The Utøya memorial is being discussed again in Norwegian media these days, as last week several art critics voiced their doubts about having Jonas Dahlberg’s winning proposal from 2014 built (or excavated in this instance). The local community who will live next to this memorial are against it and are threatening to go to court to stop it. It appears they were never consulted in the process in the first place, so much for public consultation. Yet the Norwegian Government is set on the go ahead for the project for 2017, apparently the majority want it. And democracy wins.
Meanwhile these discussions are taking place, which offer interesting opportunities to debate values around human commemoration and how this can be physically manifested, no one seems to talk about the environmental impact such an intervention will have. I wrote in my blog-post: In memory of 22 July at Utøya that the creation of this void will have repercussions on the ecology of this natural site. In fact if this goes ahead, it is ‘ecocide’. Just when the debate on the radio was taking place last week, I was serendipitously reading in E. O. Wilson’s The future of Life (2002), and on page 58 he writes:
“To reduce the area of a habitat is to lower the number of species that can live sustainably within it. More precisely, as the area shrinks, the sustainable number of species falls by the sixth to the third root of the area. At the forth root, the reduction of the habitat to one tenth of its original area eventually causes the fauna and flora to decline by about one-half.”
What this means is that much of the life that takes place on the end of the headland will suffer from the slicing that is projected.
Whilst this art piece still holds up as a powerful visual statement, I have doubts to its value as a memorial. Indeed it will be a monument to remind us of human endeavour, at the same time as it will become yet another human experiment where nature pays the price of the outcome, as the economists like to call it – an externality. Ironically the unintended consequences will result in habitat loss and loss of biodiversity. For a memorial that is about loss, and that will cause loss of life in other than human forms, the taste is bitter. Again I ask: “Is it fitting that nature should be wounded for the wounds we humans cause each other?”
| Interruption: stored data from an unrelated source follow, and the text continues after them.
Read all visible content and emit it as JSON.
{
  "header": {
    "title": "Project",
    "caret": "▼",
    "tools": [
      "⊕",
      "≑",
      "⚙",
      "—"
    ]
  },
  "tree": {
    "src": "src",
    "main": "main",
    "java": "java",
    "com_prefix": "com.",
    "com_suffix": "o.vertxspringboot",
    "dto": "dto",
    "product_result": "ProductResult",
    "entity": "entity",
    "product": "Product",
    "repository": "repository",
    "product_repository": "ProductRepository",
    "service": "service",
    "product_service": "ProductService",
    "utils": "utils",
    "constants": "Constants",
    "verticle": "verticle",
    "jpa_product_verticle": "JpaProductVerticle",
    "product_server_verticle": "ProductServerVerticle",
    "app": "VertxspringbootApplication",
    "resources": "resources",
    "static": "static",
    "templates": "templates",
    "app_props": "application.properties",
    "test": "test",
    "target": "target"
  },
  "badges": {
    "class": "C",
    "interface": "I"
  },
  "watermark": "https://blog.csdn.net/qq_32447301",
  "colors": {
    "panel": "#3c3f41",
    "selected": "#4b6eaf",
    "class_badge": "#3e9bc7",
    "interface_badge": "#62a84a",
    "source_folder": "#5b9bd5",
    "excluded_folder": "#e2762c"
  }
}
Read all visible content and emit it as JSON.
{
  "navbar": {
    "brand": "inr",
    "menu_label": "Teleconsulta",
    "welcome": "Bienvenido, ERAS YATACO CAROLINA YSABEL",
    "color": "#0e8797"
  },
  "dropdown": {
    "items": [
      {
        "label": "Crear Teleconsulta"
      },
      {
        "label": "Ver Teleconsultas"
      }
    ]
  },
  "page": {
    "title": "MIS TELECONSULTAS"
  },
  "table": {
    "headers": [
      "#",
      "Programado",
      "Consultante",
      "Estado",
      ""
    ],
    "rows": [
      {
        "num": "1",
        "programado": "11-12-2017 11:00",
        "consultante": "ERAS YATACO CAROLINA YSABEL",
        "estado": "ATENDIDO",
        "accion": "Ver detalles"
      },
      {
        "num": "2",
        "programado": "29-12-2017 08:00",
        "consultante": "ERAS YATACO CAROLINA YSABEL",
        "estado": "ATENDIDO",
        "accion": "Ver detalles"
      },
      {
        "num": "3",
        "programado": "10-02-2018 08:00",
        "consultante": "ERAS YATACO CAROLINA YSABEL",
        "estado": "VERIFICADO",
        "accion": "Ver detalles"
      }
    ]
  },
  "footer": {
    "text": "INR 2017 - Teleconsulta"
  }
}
My blog-post ended with: I cannot find peace or closure at staring at this void. But perhaps starring at the horizon beyond will make sense at some point? I have come to the point where I can say this is morally not right. As brilliant as the art work is conceptually, as Laurence Weiner says about art: “it provides a means to question your meaning and the consequences of your choices.” It is yet another demonstration of anthropocentric endeavour – mind over matter. I believe in taking the precautionary principle when it comes to intervening in nature. However deep our fear, our sense of loss, and need for remembrance – it does not sanction more suffering of life, not even non-human life.